Jones has no serious criminal history except for some driving infractions. A public profile of her shows that she worked as a dispatcher for a towing company before getting the job at Littleton Public Schools in the summer of 2023. School officials say she passed a background check and she was fired on March 19.
The affidavit filed by Englewood Police described another day of abuse on the bus.
On Feb. 13, an officer said he watched a video that depicted Jones repeatedly abusing Vestal’s son, hitting him in the mouth with a closed fist, poking him in the chin, hitting him with the back of her hand and pulling his hair. She also repeatedly dropped a toy on the ground and when he went to get it, she would hold his head down and then grab his jaw.
That same day, a video shows Jones pulling the hair of another student, whose parents also spoke out on Tuesday and called for accountability for Littleton Public Schools.

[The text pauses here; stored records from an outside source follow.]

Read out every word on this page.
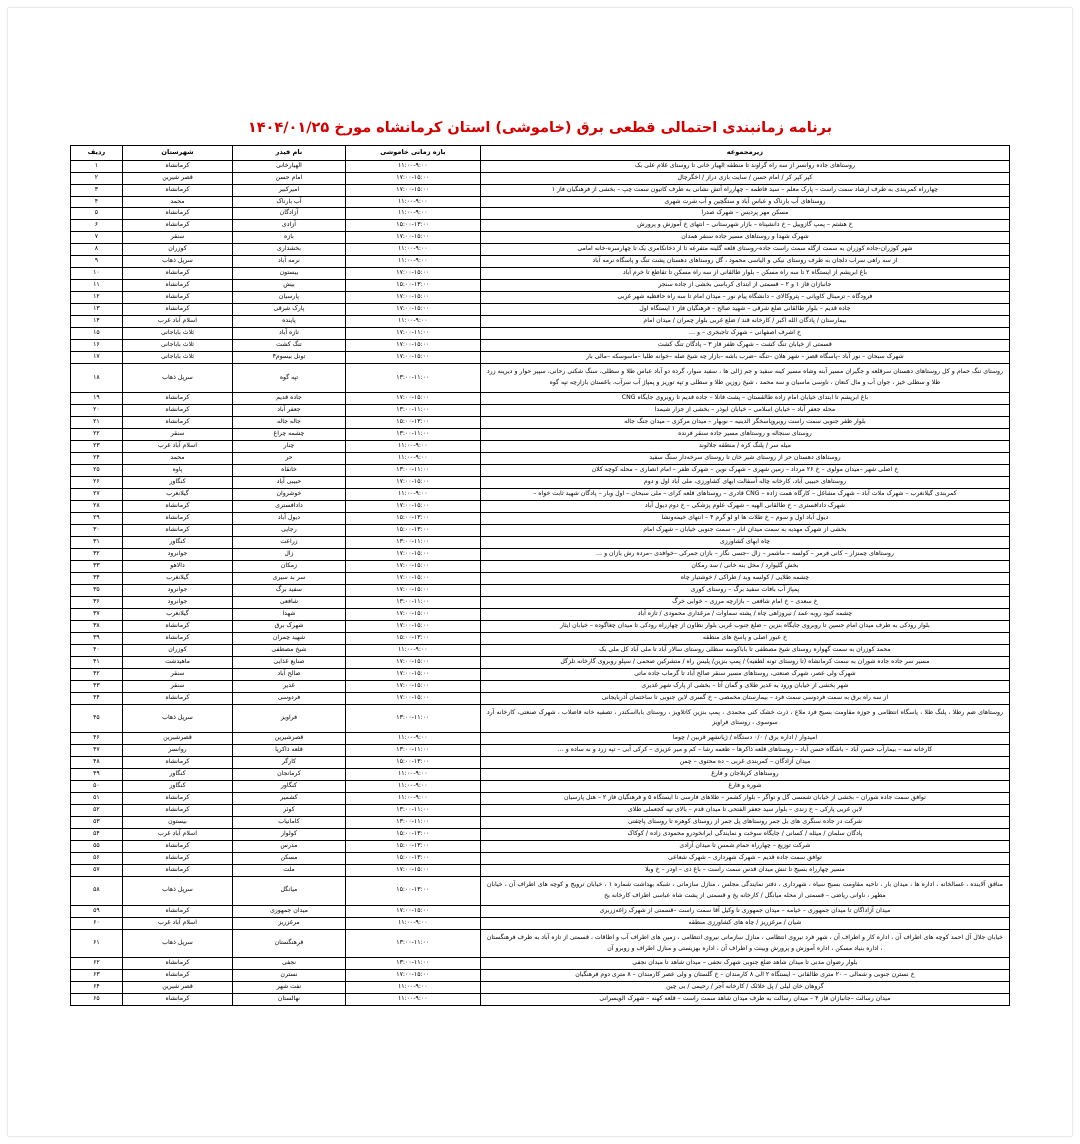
برنامه زمانبندی احتمالی قطعی برق (خاموشی) استان کرمانشاه مورخ ۱۴۰۴/۰۱/۲۵
زیرمجموعه	بازه زمانی خاموشی	نام فیدر	شهرستان	ردیف
روستاهای جاده روانسر از سه راه گراوند تا منطقه الهیار خانی تا روستای غلام علی بک	۱۱:۰۰-۹:۰۰	الهیارخانی	کرمانشاه	۱
کپر کپر کر / امام حسن / سایت بازی دراز / اخگرچال	۱۷:۰۰-۱۵:۰۰	امام حسن	قصر شیرین	۲
چهارراه کمربندی به طرف ارشاد سمت راست – پارک معلم – سید فاطمه – چهارراه آتش نشانی به طرف کانیون سمت چپ – بخشی از فرهنگیان فاز ۱	۱۷:۰۰-۱۵:۰۰	امیرکبیر	کرمانشاه	۳
روستاهای آب بارناک و عباس آباد و ستگچین و آب شرت شهری	۱۱:۰۰-۹:۰۰	آب بارناک	محمد	۴
مسکن مهر پردیس – شهرک صدرا	۱۱:۰۰-۹:۰۰	آزادگان	کرمانشاه	۵
خ هشتم – پمپ گازوییل – خ دانشپناه – بازار شهرستانی – انتهای خ آموزش و پرورش	۱۵:۰۰-۱۳:۰۰	آزادی	کرمانشاه	۶
شهرک شهدا و روستاهای مسیر جاده سنقر همدان	۱۷:۰۰-۱۵:۰۰	بازه	سنقر	۷
شهر کوزران-جاده کوزران به سمت ازگله سمت راست جاده-روستای قلعه گلینه متفرعه تا از دخانکامری یک تا چهارسره-خانه امامی	۱۱:۰۰-۹:۰۰	بخشداری	کوزران	۸
از سه راهی سراب دلجان به طرف روستای نیکی و الیاسی محمود ، گل روستاهای دهستان پشت تنگ و پاسگاه نرمه آباد	۱۱:۰۰-۹:۰۰	نرمه آباد	سرپل ذهاب	۹
باغ ابریشم از ایستگاه ۲ تا سه راه مسکن – بلوار طالقانی از سه راه مسکن تا تقاطع تا خرم آباد	۱۷:۰۰-۱۵:۰۰	بیستون	کرمانشاه	۱۰
جانبازان فاز ۱ و ۲ – قسمتی از ابتدای کرباسی بخشی از جاده سنجر	۱۵:۰۰-۱۳:۰۰	بیش	کرمانشاه	۱۱
فرودگاه – ترمینال کاویانی – پتروکالای – دانشگاه پیام نور – میدان امام تا سه راه حافظیه شهر غربی	۱۷:۰۰-۱۵:۰۰	پارسیان	کرمانشاه	۱۲
جاده قدیم – بلوار طالقانی ضلع شرقی – شهید صالح – فرهنگیان فاز ۱ ایستگاه اول	۱۷:۰۰-۱۵:۰۰	پارک شرقی	کرمانشاه	۱۳
بیمارستان / پادگان الله اکبر / کارخانه قند / ضلع غربی بلوار چمران / میدان امام	۱۱:۰۰-۹:۰۰	پاینده	اسلام آباد غرب	۱۴
خ اشرف اصفهانی – شهرک تاجبخری – و …	۱۷:۰۰-۱۱:۰۰	تازه آباد	ثلاث باباجانی	۱۵
قسمتی از خیابان تنگ کشت – شهرک ظفر فاز ۳ – پادگان تنگ کشت	۱۷:۰۰-۱۵:۰۰	تنگ کشت	ثلاث باباجانی	۱۶
شهرک سبحان – نور آباد –پاسگاه قصر – شهر هلان –تنگه –ضرب باشه –بازار چه شیخ صله –خوانه طلبا –ماسوسکه –مالی بار	۱۷:۰۰-۱۵:۰۰	تونل بیسوم۴	ثلاث باباجانی	۱۷
روستای تنگ حمام و کل روستاهای دهستان سرقلعه و جگیران مسیر آبنه وشاه مسیر کینه سفید و جم ژالی ها ، سفید سوار، گرده دو آباد عباس طلا و سطلی، سنگ شکنی رحانی، سپیر حوار و دیرینه زرد طلا و سطلی خیز ، جوان آب و مال کنعان ، ناوسی ماسیان و سه محمد ، شیخ روزین طلا و سطلی و تپه توریز و پمپاژ آب سرآب، باغستان بازارچه تپه گوه	۱۳:۰۰-۱۱:۰۰	تپه گوه	سرپل ذهاب	۱۸
باغ ابریشم تا ابتدای خیابان امام زاده طالقستان – پشت فانلا – جاده قدیم تا روبروی جایگاه CNG	۱۷:۰۰-۱۵:۰۰	جاده قدیم	کرمانشاه	۱۹
محله جعفر آباد – خیابان اسلامی – خیابان ابوذر – بخشی از جزار شیمدا	۱۳:۰۰-۱۱:۰۰	جعفر آباد	کرمانشاه	۲۰
بلوار ظفر جنوبی سمت راست روبروپاسخگر الدینیه – نوبهار – میدان مرکزی – میدان جنگ جاله	۱۵:۰۰-۱۳:۰۰	جاله جاله	کرمانشاه	۲۱
روستای سنجاله و روستاهای مسیر جاده سنقر فرنده	۱۳:۰۰-۱۱:۰۰	چشمه چراغ	سنقر	۲۲
میله سر / پلنگ کره / منطقه جلالوند	۱۱:۰۰-۹:۰۰	چنار	اسلام آباد غرب	۲۳
روستاهای دهستان حر از روستای شیر خان تا روستای سرخه‌دار سنگ سفید	۱۱:۰۰-۹:۰۰	حر	محمد	۲۴
خ اصلی شهر –میدان مولوی – خ ۲۶ مرداد – زمین شهری – شهرک نوین – شهرک ظفر – امام انصاری – محله کوچه کلان	۱۳:۰۰-۱۱:۰۰	خانقاه	پاوه	۲۵
روستاهای حبیبی آباد، کارخانه چاله آسفالت ابهای کشاورزی، ملی آباد اول و دوم	۱۷:۰۰-۱۵:۰۰	حبیبی آباد	کنگاور	۲۶
کمربندی گیلانغرب – شهرک ملات آباد – شهرک مشاغل – کارگاه همت زاده – CNG قادری – روستاهای قلعه کرای – ملی سبحان – اول وبار – پادگان شهید ثابت خواه –	۱۱:۰۰-۹:۰۰	خوشروان	گیلانغرب	۲۷
شهرک دادافستری – خ طالقانی الهیه – شهرک علوم پزشکی – خ دوم دیول آباد	۱۷:۰۰-۱۵:۰۰	دادافستری	کرمانشاه	۲۸
دیول آباد اول و سوم – خ طلات ها او لو گرم ۴ – انتهای خیمه‌ونشا	۱۵:۰۰-۱۳:۰۰	دیول آباد	کرمانشاه	۲۹
بخشی از شهرک مهدیه به سمت میدان انار – سمت جنوبی خیابان – شهرک امام	۱۵:۰۰-۱۳:۰۰	رجایی	کرمانشاه	۳۰
چاه ابهای کشاورزی	۱۳:۰۰-۱۱:۰۰	زراعت	کنگاور	۳۱
روستاهای چمنزار – کانی فرمر – کولسه – ماشمر – زال –جسی نگار – بازان جمرکی –خوافدی –مرده رش بازان و …	۱۷:۰۰-۱۵:۰۰	زال	جوانرود	۳۲
بخش گلیوارد / محل بنه خانی / سد رمکان	۱۷:۰۰-۱۵:۰۰	زمکان	دالاهو	۳۳
چشمه طلایی / کولسه وبد / طراکی / خوشتیار چاه	۱۷:۰۰-۱۵:۰۰	سر بد سیری	گیلانغرب	۳۴
پمپاژ آب بافات سفید برگ – روستای کوری	۱۷:۰۰-۱۵:۰۰	سفید برگ	جوانرود	۳۵
خ سعدی – خ امام شافعی – بازارچه مرزی – خوابی خرگ	۱۳:۰۰-۱۱:۰۰	شافعی	جوانرود	۳۶
چشمه کبود روبه عمد / نیروزاهی چاه / پشته سماوات / مرغداری محمودی / تازه آباد	۱۷:۰۰-۱۵:۰۰	شهدا	گیلانغرب	۳۷
بلوار رودکی به طرف میدان امام حسین تا روبروی جایگاه بنزین – ضلع جنوب غربی بلوار نظاون از چهارراه رودکی تا میدان چغاگوده – خیابان ایثار	۱۷:۰۰-۱۵:۰۰	شهرک برق	کرمانشاه	۳۸
خ عبور اصلی و پاسخ های منطقه	۱۵:۰۰-۱۳:۰۰	شهید چمران	کرمانشاه	۳۹
محمد کوزران به سمت گهواره روستای شیخ مصطفی تا باباکوسه سطلی روستای سالار آباد تا ملی آباد کل ملی بک	۱۱:۰۰-۹:۰۰	شیخ مصطفی	کوزران	۴۰
مسیر سر جاده جاده شوران به سمت کرمانشاه (تا روستای تونه لطفیه) / پمپ بنزین/ پلیس راه / متشرکین صحمی / سپلو روبروی گارخانه تلزگل	۱۷:۰۰-۱۵:۰۰	صنایع غذایی	ماهیدشت	۴۱
شهرک ولی عصر، شهرک صنعتی، روستاهای مسیر سنقر صالح آباد تا گرماب جاده ماتی	۱۷:۰۰-۱۵:۰۰	صالح آباد	سنقر	۴۲
شهر بخشی از خیابان ورود به غدیر طلای و گمان آتا – بخشی از پارک شهر غدیری	۱۷:۰۰-۱۵:۰۰	غدیر	سنقر	۴۳
از سه راه برق به سمت فردوسی سمت فرد – بیمارستان مخمصی – خ گسری لاین جنوبی تا ساختمان آذربایجانی	۱۷:۰۰-۱۵:۰۰	فردوسی	کرمانشاه	۴۴
روستاهای ضم رطلا ، پلنگ طلا ، پاسگاه انتظامی و حوزه مقاومت بسیج فرد ملاع ، ذرت خشک کنی محمدی ، پمپ بنزین کاتلاویز ، روستای بابااسکندر ، تصفیه خانه فاضلاب ، شهرک صنعتی، کارخانه آرد سوسوی ، روستای فراویز	۱۳:۰۰-۱۱:۰۰	فراویز	سرپل ذهاب	۴۵
امیدوار / اداره برق / ۰/۰ دستگاه / ژیانشهر قربین / چوما	۱۱:۰۰-۹:۰۰	قصرشیرین	قصرشیرین	۴۶
کارخانه سه – بیمارآب حسن آباد – باشگاه حسن آباد – روستاهای قلعه ذاکرها – طعمه رشا – کم و میر عزیزی – کرکی آبی – تپه زرد و نه ساده و …	۱۳:۰۰-۱۱:۰۰	قلعه ذاکریا	روانسر	۴۷
میدان آزادگان – کمربندی غربی – ده محتوی – چمن	۱۵:۰۰-۱۳:۰۰	کارگر	کرمانشاه	۴۸
روستاهای کربلاجان و فارغ	۱۱:۰۰-۹:۰۰	کرمانجان	کنگاور	۴۹
شوره و فارغ	۱۱:۰۰-۹:۰۰	کنگاور	کنگاور	۵۰
توافق سمت جاده شوران – بخشی از خیابان شمسی گل و تواگر – بلوار کشمر – طلاهای فارسی تا ایستگاه ۵ و فرهنگیان فاز ۲ – هتل پارسیان	۱۱:۰۰-۹:۰۰	کشمیر	کرمانشاه	۵۱
لاین غربی پارکی – خ زندی – بلوار سید جعفر الفتحی تا میدان قدم – بالای تپه کجعملی طلای	۱۳:۰۰-۱۱:۰۰	کوئر	کرمانشاه	۵۲
شرکت در جاده سنگری های بل جمر روستاهای پل جمر از روستای کوهره تا روستای پاچفتی	۱۳:۰۰-۱۱:۰۰	کامانیاب	بیستون	۵۳
پادگان سلمان / میثله / کسانی / جایگاه سوخت و نمایندگی ایرانخودرو محمودی زاده / کوکاک	۱۵:۰۰-۱۳:۰۰	کولوار	اسلام آباد غرب	۵۴
شرکت توزیع – چهارراه حمام شمس تا میدان آزادی	۱۵:۰۰-۱۳:۰۰	مدرس	کرمانشاه	۵۵
توافق سمت جاده قدیم – شهرک شهرداری – شهرک شعاعی	۱۵:۰۰-۱۳:۰۰	مسکن	کرمانشاه	۵۶
مسیر چهارراه بسیج تا تنش میدان قدس سمت راست – باغ ذی – اودر – خ وبلا	۱۷:۰۰-۱۵:۰۰	ملت	کرمانشاه	۵۷
منافق آلاینده ، غسالخانه ، اداره ها ، میدان بار ، ناحیه مقاومت بسیج سیاه ، شهرداری ، دفتر نمایندگی مجلس ، منازل سازمانی ، شبکه بهداشت شماره ۱ ، خیابان ترویج و کوچه های اطراف آن ، خیابان مطهر ، ناوانی ریاضی – قسمتی از محله میانگل / کارخانه یخ و قسمتی از پشت شاه عباسی اطراف کارخانه یخ	۱۵:۰۰-۱۳:۰۰	میانگل	سرپل ذهاب	۵۸
میدان آزاداگان تا میدان جمهوری – خیامه – میدان جمهوری تا وکیل آقا سمت راست –قسمتی از شهرک زاغه‌زربری	۱۷:۰۰-۱۵:۰۰	میدان جمهوری	کرمانشاه	۵۹
شیان / مرغزریز / چاه های کشاورزی منطقه	۱۱:۰۰-۹:۰۰	مرغزریز	اسلام آباد غرب	۶۰
خیابان جلال آل احمد کوچه های اطراف آن ، اداره کار و اطراف آن ، شهر فرد نیروی انتظامی ، منازل سازمانی نیروی انتظامی ، زمین های اطراف آب و اطاقات ، قسمتی از تازه آباد به طرف فرهنگستان ، اداره بنیاد مسکن ، اداره آموزش و پرورش وبینت و اطراف آن ، اداره بهزیستی و منازل اطراف و روبرو آن	۱۳:۰۰-۱۱:۰۰	فرهنگستان	سرپل ذهاب	۶۱
بلوار رضوان مدنی تا میدان شاهد ضلع جنوبی شهرک نجفی – میدان شاهد تا میدان نجفی	۱۳:۰۰-۱۱:۰۰	نجفی	کرمانشاه	۶۲
خ نسترن جنوبی و شمالی – ۲۰ متری طالقانی – ایستگاه ۲ الی ۸ کارمندان – خ گلستان و ولی عصر کارمندان – ۸ متری دوم فرهنگیان	۱۷:۰۰-۱۵:۰۰	نسترن	کرمانشاه	۶۳
گروهان خان لیلی / پل خلائک / کارخانه آجر / رحیمی / بی چین	۱۱:۰۰-۹:۰۰	نفت شهر	قصر شیرین	۶۴
میدان رسالت –جانبازان فاز ۴ – میدان رسالت به طرف میدان شاهد سمت راست – قلعه کهنه – شهرک الویسرانی	۱۱:۰۰-۹:۰۰	نهالستان	کرمانشاه	۶۵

Blake McBride said he got a call from the Littleton superintendent Todd Lambert, who “ensured us that our son was not present or a victim in this case.”
Then, he said, 24 hours later, he was told by an Englewood police officer that his son was the second victim, according to videos on the bus.
“We haven’t seen the video,” McBride said. “We have asked for the videos and we were met with lies. We want Littleton to be held accountable for what has happened to our children.”
Ed Hopkins Jr. is an attorney representing three families so far and called for Littleton Public Schools to hold themselves fully accountable.
“This was an institutional failure. Multiple people had to fail for this to happen,” Hopkins said. “There was video in the bus and it still happened over months. The family reached out to the school and it still continued to happen over months. That’s failure.”
Hopkins and the families said they started reaching out to The Joshua School, a private school contracted by Littleton to provide services, back in the fall with concerns about unknown injuries and panic attacks their children were suffering after bus rides.
Lawyers said on Tuesday they are unclear whether Littleton ever embarked on any internal investigation or looked at the bus camera footage to figure out the source of the abuse. Englewood police officers are currently reviewing up to eight weeks of footage, which is as much as they have. They discard it every eight weeks, lawyers said.
Vestal said she had a mom instinct that something was wrong this entire school year with her 10-year-old son.
He had been thriving in school and loved cuddling and hugs. But his mood had shifted and he was frequently dissolving into two-hour meltdowns when he got home, weeping and despondent.
Then Vestal noticed the bruises.
Because he sometimes injured himself, she knew that minor scrapes and bumps were par for the course.
But these were different, bruises on his body, on his neck. He came home with a black eye. He came home without one of his back baby teeth, even though it hadn’t been loose that morning. And one time, he came home with a massive wad of gum stuck purposefully in his hair, above his neck, even though gum was specifically prohibited everywhere he went.
“You’d think having cameras on the bus would mean better safety, obviously that’s not the case,” she said.
The parents overwhelmingly said in interviews that the news of the abuse has created a renewed crisis of trust in a world where they have to fight every day for their kids.
“We fight with school districts over our kids’ IEPs (individualized education plans). And we fight with doctors. We fight all damn day,” Brittany Yarbrough said. “But we never, it never even occurred to us, that it could be someone on the bus. Because you shouldn’t have to fight for their safety. That just wasn’t even a thought. It’s like, of course, they’re going to keep our kids safe. Forget about the education. Keeping our kids safe was something we never questioned.”
In a letter to parents released to media on Tuesday, Littleton Public Schools Superintendent Todd Lambert said Jones had "very limited access to students during her employment with LPS."
Jones has a court date in May. The parents of the victims said on Tuesday they plan on attending the Littleton Public Schools board meeting on Thursday to demand change to safety protocols and hiring.